Neuer Generaldirektor: Super-Zentralbank holt Chef vom IWF

Die Bank für Internationalen Zahlungsausgleich hat nach monatelanger Suche einen Nachfolger für ihren zur Deutschen Bank abgewanderten Generaldirektor Malcolm Knight gefunden. Zum 1. April 2009 übernimmt der Spanier Jaime Caruana den Job bei der "Notenbank der Notenbanken". von Christian Kirchner (Frankfurt)
Die Bank für Internationalen Zahlungsausgleich (BIZ) wird derzeit aushilfsweise von Vizechef Hervé Hannoun geführt. Der 56-jährige Caruana ist aktuell Kapitalmarktchef des Internationalen Währungsfonds (IWF) in Washington. Der einstige Gouverneur der spanischen Notenbank bringt jedoch Stallgeruch zur 1930 in Basel gegründeten BIZ mit: Von 2003 bis 2006 war Caruana neben seinem Amt als spanischer Notenbankchef (2000-2006) zugleich auch Vorsitzender des Baseler Ausschusses für Bankenaufsicht.
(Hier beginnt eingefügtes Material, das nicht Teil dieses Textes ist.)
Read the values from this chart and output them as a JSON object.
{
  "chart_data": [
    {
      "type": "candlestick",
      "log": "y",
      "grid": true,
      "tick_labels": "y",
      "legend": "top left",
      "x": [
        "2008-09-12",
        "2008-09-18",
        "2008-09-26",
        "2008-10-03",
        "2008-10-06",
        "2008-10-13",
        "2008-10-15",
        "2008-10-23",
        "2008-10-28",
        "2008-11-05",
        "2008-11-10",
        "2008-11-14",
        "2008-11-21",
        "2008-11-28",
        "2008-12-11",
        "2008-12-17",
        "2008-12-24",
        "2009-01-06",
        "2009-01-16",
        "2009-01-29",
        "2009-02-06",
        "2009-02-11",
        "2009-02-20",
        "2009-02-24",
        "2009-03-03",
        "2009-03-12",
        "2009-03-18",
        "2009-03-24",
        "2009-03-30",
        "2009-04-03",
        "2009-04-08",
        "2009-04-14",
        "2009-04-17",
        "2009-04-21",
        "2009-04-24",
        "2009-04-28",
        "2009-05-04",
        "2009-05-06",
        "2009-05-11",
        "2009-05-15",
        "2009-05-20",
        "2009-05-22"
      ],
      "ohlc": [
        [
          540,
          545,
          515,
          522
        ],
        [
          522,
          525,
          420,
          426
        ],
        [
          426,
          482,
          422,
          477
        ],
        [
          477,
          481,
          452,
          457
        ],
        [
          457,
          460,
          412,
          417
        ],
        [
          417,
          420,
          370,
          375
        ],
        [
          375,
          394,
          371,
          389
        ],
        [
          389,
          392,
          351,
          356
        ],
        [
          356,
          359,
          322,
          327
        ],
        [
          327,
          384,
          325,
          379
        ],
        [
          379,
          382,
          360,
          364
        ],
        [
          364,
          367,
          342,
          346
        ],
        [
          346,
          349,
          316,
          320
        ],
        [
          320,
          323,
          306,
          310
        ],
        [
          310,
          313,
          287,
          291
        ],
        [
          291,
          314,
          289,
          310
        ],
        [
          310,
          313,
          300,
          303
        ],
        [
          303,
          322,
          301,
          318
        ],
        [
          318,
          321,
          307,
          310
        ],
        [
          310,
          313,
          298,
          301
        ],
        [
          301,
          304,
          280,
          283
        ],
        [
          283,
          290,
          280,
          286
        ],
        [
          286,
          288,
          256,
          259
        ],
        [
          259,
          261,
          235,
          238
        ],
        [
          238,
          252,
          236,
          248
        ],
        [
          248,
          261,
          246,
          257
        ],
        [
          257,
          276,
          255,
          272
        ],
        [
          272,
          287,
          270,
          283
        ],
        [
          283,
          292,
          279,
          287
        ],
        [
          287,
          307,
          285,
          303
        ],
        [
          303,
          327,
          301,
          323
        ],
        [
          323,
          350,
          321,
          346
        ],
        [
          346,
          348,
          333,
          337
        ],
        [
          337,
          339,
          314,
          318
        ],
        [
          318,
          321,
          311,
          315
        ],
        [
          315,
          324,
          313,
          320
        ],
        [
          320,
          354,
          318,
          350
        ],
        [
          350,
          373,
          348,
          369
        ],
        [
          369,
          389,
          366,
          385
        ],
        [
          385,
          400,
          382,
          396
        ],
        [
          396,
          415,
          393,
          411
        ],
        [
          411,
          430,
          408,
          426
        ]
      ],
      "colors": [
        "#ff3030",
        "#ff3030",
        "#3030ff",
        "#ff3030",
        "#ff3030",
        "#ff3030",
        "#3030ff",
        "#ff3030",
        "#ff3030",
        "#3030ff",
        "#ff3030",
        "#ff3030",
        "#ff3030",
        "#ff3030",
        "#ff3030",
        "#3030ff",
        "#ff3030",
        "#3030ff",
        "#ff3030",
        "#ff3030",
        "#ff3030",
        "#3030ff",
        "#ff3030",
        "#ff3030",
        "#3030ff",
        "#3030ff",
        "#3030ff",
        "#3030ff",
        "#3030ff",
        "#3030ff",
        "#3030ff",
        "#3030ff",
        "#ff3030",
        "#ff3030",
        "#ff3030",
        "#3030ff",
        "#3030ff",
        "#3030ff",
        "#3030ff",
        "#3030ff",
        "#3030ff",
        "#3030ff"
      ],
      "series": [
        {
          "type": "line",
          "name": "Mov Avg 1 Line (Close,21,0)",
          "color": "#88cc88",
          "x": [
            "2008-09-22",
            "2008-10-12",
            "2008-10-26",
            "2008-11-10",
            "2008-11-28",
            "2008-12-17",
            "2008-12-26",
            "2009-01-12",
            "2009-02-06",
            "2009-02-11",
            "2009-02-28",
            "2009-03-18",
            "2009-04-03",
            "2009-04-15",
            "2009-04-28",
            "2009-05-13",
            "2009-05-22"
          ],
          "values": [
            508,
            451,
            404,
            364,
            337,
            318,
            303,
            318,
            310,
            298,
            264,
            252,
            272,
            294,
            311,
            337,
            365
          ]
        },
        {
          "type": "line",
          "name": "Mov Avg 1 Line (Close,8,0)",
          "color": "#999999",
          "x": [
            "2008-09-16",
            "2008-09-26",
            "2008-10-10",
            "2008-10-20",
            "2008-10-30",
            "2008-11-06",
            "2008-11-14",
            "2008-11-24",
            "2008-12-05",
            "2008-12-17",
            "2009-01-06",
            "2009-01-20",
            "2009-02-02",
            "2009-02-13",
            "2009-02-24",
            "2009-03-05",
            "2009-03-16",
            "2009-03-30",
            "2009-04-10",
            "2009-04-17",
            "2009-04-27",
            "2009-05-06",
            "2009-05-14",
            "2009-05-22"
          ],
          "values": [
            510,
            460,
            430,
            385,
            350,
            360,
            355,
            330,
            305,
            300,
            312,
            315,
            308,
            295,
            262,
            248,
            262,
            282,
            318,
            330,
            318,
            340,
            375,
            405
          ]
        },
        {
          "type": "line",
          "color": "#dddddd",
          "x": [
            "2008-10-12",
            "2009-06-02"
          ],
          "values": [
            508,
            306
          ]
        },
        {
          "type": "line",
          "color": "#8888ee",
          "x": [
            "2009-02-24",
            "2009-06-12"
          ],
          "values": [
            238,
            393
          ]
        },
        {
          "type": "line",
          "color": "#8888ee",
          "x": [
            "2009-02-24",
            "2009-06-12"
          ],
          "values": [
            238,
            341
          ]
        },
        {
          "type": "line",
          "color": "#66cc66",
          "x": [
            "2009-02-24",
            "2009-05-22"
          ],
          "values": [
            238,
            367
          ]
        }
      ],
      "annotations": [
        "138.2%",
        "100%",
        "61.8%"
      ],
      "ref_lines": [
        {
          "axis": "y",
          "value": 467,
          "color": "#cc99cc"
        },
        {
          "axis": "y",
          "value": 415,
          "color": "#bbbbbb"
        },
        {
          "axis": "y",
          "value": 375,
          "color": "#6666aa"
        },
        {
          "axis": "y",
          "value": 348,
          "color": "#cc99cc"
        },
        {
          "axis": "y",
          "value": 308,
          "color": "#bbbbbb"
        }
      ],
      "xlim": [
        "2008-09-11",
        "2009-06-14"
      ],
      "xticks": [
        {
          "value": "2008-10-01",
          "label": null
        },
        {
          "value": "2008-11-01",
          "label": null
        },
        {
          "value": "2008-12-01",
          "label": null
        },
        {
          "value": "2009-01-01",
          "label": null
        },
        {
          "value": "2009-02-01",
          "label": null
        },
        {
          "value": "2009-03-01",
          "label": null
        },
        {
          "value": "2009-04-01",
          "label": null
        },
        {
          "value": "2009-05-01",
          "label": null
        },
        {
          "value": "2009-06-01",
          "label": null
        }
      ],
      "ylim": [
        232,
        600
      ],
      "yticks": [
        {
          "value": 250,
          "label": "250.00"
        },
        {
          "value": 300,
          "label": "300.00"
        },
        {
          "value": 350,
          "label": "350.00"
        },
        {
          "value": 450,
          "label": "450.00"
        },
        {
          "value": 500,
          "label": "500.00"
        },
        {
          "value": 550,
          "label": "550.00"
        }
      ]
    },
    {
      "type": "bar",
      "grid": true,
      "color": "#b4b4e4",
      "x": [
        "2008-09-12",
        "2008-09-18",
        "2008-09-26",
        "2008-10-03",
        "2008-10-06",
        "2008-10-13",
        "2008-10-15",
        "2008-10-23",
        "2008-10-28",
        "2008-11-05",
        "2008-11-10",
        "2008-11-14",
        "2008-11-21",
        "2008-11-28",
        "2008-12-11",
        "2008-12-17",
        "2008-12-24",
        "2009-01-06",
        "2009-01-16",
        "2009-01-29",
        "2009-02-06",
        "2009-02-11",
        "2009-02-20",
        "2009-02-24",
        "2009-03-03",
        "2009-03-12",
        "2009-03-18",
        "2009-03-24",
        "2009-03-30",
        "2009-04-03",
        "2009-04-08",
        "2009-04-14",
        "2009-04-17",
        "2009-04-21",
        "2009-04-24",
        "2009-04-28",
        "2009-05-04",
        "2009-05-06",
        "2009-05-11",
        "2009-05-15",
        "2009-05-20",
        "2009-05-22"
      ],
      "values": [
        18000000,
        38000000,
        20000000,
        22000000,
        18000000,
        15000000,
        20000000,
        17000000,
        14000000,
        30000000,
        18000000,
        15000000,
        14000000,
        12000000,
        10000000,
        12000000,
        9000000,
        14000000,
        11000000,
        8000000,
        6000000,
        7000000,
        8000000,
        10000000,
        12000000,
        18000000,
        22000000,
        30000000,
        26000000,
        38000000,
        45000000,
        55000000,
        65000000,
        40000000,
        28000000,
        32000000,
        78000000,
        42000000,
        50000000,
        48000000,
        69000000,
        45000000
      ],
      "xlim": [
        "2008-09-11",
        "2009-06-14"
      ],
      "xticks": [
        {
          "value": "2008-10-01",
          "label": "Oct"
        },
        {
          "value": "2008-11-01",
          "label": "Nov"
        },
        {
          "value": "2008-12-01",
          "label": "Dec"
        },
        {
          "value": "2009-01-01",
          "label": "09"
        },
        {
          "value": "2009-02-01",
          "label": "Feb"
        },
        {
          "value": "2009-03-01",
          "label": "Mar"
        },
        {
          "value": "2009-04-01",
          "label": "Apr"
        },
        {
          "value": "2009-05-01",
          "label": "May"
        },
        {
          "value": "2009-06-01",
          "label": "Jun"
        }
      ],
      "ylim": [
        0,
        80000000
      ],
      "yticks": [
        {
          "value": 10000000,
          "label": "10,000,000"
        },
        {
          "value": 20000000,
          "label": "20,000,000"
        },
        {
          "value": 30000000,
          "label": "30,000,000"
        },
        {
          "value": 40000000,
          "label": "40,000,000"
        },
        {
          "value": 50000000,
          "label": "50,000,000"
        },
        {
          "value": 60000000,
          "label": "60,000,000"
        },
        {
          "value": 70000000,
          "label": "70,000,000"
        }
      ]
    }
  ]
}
Caruana erwartet eine Mammutaufgabe bei der BIZ. Dem Baseler Ausschuss der Bank kommt eine zentrale Rolle bei der Entwicklung neuer Vorschriften für die Regulierung, Überwachung und das Risikomanagement internationaler Banken infolge der Finanzkrise zu. Die BIZ soll laut Satzung die Zusammenarbeit von Notenbanken und die Stabilität des internationalen Finanzsystems fördern.
Kommt vom IWF: Jaime Caruana   Kommt vom IWF: Jaime Caruana
Caruana, der von Anfang an als einer der Kandidaten für den Posten an der Spitze der BIZ galt, ist für die Aufgabe gut gerüstet. Er genießt international hohes Ansehen und hat schon als Vorsitzender des Baseler Ausschusses für Bankenaufsicht eine gute Figur gemacht. In die Zeit von Caruanas Vorsitz fiel 2004 der Durchbruch bei den schwierigen Verhandlungen zu den neuen Eigenkapitalvorschriften für Banken, die unter dem Schlagwort Basel II zusammengefasst werden. Die Europäische Union und die Länder hatten die damaligen Beschlüsse des Baseler Ausschusses später nahezu eins zu eins umgesetzt, die USA folgen schrittweise.
Der studierte Telekommunikationstechniker hatte zudem in seiner Funktion als IWF-Kapitalmarktdirektor früh und teils gegen heftige Kritik anderer Notenbanker vor einem globalen Crash und einer Finanzkrise mit dramatischen Folgen für die Kreditvergabe gewarnt.
Mit der Berufung Caruanas für die reguläre Amtszeit von fünf Jahren füllt die BIZ ein Vakuum, das durch den umstrittenen Weggang des ehemaligen BIZ-Generaldirektors Malcolm Knight zur Deutschen Bank entstanden war. Knight gab Ende Juni bekannt, die BIZ vorzeitig per Ende September zu verlassen. Er ließ sein Amt jedoch auf Druck der Mitglieder seit Anfang Juli ruhen. Als BIZ-Chef hatte Knight Einblick in wichtige Daten aller Großbanken sowie die internen Pläne der internationalen Aufseher im Zuge der Finanzkrise. Zuvor hatte die Deutsche Bank Ex-Finanzstaatssekretär Caio Koch-Weser eingestellt. Die Personalie stieß wegen möglicher Interessenkonflikte auf Kritik: Das Ministerium vergibt Mandate an Banken.